The framework was reviewed by the provincial privacy commissioner's office before finalization. It was adopted as agency policy in month ten.

Section 05

Execution Plan

Months 1 and 2: Stabilize

  • Complete technical review of all three models
  • Implement mandatory human review requirement for all model-influenced decisions
  • Issue internal communication to caseworkers explaining the review process and interim procedures
  • Begin frontline feedback collection across all six regional offices
  • Deliver preliminary findings to the Deputy Minister for the minister's office briefing

Months 3 and 5: Remediate

  • Work with vendor to add explainability layer to all three models
  • Run subgroup performance analysis; flag and address gaps exceeding acceptable thresholds
  • Stand up monthly monitoring pipeline with automated performance alerts
  • Draft responsible AI framework; circulate for internal review across legal, privacy, program integrity, and operations

Months 6 and 8: Rebuild Confidence

  • Run explainability training with caseworkers across all six regions
  • Pilot updated models with explainability outputs in two regional offices before full rollout
  • Incorporate caseworker feedback into final model adjustments
  • Submit responsible AI framework to provincial privacy commissioner for review

Months 9 and 12: Embed and Sustain

  • Full rollout of remediated models with explainability layer active
  • Adopt responsible AI framework as agency policy; integrate into procurement and IT governance processes
  • Establish AI governance committee with representation from program integrity, legal, IT, and frontline operations
  • Publish plain-language summary of the framework for public transparency
  • Lift mandatory human review requirement where subgroup performance gaps have been resolved
Section 06

Business Impact Targets

MetricTarget
Models with explainability layer active3 of 3 by month 8
Subgroup performance gaps exceeding thresholdResolved before full rollout
Responsible AI framework adopted as policyMonth 10
Caseworker training completion across all regionsOver 90% by month 11
Formal complaint with privacy commissioner resolvedMonth 12
New AI procurement standard in placeMonth 10
Outcome

What this delivered.

The Deputy Minister had a defensible plan for the minister's office within 45 days. That mattered. The legal and reputational exposure was real and the timeline for a credible response was short.

The mandatory human review requirement created short-term friction but it did something else too. It forced a structured conversation with caseworkers about how they were actually using the models, which surfaced concerns that had been sitting in informal channels for over a year. That intelligence shaped the entire remediation.

The explainability layer changed how caseworkers related to the tools. Several regional offices reported that caseworkers who had been ignoring the model outputs started engaging with them once they could see the reasoning. Others who had been over-relying on them started applying more independent judgment. Both shifts were in the right direction.

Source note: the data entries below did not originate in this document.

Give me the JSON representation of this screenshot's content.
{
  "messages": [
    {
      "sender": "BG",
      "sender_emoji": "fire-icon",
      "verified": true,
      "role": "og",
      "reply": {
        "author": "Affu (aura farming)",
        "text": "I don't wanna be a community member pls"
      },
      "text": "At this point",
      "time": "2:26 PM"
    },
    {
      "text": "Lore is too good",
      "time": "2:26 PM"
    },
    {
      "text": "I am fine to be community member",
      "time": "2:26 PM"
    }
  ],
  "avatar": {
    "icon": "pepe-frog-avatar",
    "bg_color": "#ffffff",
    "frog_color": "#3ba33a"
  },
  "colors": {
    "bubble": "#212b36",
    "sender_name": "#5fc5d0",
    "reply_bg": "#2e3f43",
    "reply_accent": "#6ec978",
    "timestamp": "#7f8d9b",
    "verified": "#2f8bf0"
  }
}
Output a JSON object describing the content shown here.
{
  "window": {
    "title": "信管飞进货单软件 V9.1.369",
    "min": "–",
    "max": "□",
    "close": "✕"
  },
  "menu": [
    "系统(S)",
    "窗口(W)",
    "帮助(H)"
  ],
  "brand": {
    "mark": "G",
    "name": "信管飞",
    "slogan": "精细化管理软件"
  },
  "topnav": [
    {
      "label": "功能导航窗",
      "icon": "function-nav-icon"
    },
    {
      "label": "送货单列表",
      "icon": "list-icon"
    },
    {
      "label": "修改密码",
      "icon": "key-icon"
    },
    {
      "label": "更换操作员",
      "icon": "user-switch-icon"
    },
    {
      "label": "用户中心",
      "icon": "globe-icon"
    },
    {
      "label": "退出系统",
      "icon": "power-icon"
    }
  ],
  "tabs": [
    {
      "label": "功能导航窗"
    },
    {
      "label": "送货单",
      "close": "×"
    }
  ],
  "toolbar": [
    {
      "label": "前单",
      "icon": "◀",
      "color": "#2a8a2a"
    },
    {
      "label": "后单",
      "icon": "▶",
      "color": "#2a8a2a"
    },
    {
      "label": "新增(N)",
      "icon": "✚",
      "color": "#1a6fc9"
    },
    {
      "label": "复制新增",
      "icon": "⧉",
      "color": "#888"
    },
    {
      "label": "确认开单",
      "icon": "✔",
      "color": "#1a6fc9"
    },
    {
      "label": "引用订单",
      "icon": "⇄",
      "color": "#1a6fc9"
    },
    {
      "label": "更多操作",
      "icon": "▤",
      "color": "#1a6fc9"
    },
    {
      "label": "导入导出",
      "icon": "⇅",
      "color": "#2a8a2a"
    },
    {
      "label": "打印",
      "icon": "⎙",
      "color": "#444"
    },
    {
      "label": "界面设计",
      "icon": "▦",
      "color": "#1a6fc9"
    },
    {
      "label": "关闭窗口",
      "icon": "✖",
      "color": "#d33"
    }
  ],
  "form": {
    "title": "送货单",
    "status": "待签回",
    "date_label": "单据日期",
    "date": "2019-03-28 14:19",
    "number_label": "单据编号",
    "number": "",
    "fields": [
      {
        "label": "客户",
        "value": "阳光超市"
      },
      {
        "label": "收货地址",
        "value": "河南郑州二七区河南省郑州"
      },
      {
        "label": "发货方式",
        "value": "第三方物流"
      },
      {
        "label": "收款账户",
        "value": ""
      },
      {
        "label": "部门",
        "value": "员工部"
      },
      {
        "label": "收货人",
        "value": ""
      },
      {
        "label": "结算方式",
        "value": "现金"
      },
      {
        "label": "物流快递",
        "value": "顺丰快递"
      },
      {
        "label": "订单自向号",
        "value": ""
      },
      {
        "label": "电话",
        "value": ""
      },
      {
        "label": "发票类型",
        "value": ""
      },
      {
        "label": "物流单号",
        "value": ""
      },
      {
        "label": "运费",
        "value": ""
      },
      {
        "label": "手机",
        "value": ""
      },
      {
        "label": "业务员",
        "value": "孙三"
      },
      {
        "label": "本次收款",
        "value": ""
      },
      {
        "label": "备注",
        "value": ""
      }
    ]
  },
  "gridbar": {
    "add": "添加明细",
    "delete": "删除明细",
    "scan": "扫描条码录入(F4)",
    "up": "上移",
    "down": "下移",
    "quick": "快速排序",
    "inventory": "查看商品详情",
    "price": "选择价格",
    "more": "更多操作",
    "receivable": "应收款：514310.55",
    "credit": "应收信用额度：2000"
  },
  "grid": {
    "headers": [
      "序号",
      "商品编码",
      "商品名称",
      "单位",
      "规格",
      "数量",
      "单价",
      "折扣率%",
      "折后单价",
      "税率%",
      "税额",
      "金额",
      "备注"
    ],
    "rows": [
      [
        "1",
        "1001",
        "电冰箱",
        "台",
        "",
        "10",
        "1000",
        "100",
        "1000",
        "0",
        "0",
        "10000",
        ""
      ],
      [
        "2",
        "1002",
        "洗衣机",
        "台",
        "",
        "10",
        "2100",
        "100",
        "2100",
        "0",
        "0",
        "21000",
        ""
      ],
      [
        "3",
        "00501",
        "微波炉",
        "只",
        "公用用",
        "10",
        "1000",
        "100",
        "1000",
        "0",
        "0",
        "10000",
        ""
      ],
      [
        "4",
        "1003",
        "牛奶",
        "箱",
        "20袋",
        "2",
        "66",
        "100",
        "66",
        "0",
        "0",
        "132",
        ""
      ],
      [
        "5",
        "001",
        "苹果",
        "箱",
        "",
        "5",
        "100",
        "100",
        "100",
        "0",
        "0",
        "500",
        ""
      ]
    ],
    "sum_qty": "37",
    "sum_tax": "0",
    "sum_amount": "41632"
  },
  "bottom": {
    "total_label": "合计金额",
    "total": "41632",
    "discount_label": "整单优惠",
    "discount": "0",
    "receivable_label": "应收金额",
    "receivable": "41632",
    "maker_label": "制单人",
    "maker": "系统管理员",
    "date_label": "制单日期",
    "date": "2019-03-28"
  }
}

The responsible AI framework outlasted the immediate crisis. It became the standard the agency applied to two subsequent technology procurements in the following fiscal year, neither of which involved AI, but both of which benefited from clearer accountability requirements.

The privacy commissioner closed the complaint file in month twelve, noting the agency's remediation approach as an example of responsible institutional response to an AI governance gap.

Halcyon Public Services Agency is a fictitious organization. This scenario is a composite drawn from patterns observed across public sector organizations deploying algorithmic decision-support tools. It is included here to illustrate strategic thinking and leadership approach.